Ms Clark said the international financial crisis had changed the whole dynamic of the election campaign and voters were now looking for people with good track records in managing it.
The Labour leader also unveiled one of the party's new election billboards, which encourages people to vote to keep Kiwibank, KiwiSaver and KiwiRail in their current form.
National has promised to scale back KiwiSaver's employer contributions from 4 percent to 2 percent, it opposed the sale of KiwiRail, although it has said it will retain it in government and deputy leader Bill English was secretly recorded earlier in the year saying it would "eventually" sell Kiwibank.

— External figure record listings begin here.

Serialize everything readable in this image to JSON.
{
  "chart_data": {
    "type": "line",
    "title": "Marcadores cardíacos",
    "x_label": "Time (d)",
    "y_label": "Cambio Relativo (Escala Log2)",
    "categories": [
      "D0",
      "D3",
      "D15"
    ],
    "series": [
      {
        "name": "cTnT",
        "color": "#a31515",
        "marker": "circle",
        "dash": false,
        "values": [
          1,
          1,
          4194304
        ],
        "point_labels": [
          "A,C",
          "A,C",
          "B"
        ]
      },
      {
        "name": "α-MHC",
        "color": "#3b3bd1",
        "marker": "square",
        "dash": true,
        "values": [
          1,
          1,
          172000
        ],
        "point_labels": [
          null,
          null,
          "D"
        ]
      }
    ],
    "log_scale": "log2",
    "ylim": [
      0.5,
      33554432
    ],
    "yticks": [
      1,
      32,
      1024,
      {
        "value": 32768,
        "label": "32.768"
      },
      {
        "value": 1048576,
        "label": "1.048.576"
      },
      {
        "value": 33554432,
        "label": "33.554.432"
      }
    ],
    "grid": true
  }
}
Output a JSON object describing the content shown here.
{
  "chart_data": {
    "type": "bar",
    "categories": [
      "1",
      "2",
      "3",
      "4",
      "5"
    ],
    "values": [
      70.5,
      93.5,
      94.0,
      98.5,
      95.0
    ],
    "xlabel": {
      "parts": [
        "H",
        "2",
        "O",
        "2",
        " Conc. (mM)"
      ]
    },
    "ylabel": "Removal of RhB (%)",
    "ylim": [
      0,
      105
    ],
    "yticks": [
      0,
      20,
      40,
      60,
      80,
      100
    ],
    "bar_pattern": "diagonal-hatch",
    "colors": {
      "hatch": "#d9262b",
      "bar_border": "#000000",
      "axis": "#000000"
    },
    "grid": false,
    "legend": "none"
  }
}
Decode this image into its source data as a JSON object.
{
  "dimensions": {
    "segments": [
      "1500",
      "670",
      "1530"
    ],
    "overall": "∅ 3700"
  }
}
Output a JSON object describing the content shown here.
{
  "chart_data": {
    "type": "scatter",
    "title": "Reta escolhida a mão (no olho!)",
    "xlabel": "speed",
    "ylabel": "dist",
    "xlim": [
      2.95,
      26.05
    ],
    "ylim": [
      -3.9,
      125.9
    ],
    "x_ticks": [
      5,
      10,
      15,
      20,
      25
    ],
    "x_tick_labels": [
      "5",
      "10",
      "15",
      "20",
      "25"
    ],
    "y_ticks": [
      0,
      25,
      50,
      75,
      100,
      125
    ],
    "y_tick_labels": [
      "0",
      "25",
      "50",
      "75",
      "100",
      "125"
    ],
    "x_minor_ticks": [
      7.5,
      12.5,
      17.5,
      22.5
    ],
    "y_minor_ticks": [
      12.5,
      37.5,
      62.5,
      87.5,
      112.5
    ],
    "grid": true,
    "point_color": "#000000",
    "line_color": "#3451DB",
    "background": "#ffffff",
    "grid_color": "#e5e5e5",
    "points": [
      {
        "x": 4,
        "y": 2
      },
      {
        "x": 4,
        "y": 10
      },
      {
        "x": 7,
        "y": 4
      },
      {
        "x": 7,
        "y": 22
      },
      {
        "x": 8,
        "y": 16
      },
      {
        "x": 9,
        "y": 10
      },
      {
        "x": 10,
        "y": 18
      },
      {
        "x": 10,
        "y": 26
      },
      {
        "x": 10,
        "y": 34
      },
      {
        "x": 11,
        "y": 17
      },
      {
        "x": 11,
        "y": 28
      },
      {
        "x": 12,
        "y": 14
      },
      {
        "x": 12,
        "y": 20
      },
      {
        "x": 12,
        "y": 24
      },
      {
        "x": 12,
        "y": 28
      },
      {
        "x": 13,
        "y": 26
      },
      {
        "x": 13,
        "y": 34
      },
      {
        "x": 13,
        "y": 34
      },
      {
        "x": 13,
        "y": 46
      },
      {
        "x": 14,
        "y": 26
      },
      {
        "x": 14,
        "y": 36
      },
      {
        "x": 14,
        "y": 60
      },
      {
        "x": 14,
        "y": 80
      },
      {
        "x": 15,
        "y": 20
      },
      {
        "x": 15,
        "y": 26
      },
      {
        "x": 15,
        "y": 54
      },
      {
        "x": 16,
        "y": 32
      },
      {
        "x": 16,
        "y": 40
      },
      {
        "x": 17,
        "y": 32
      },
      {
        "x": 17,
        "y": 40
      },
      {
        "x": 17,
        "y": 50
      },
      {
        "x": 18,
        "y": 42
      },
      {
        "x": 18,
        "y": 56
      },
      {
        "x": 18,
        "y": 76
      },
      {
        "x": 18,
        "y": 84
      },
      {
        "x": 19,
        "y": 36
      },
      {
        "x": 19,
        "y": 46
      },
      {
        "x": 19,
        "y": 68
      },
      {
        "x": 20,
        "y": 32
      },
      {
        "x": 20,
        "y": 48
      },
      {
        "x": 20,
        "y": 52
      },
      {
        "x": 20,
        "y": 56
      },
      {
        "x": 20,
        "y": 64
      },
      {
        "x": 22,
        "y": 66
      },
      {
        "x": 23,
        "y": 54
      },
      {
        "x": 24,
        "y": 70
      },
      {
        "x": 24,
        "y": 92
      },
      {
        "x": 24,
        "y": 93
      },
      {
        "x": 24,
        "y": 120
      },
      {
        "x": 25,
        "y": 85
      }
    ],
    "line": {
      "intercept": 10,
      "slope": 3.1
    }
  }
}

Mr English later retracted the statement.
But Miss Clark said a vote for Labour would ensure the government would "Keep it Kiwi" - the slogan of the billboard.
"These three Labour policies are not only important for New Zealand's economic wellbeing, but also have been proven to be very popular and successful.
"Yet all three have been attacked and opposed by the short-sighted National Party, which could not be trusted to keep these hugely beneficial policies and assets.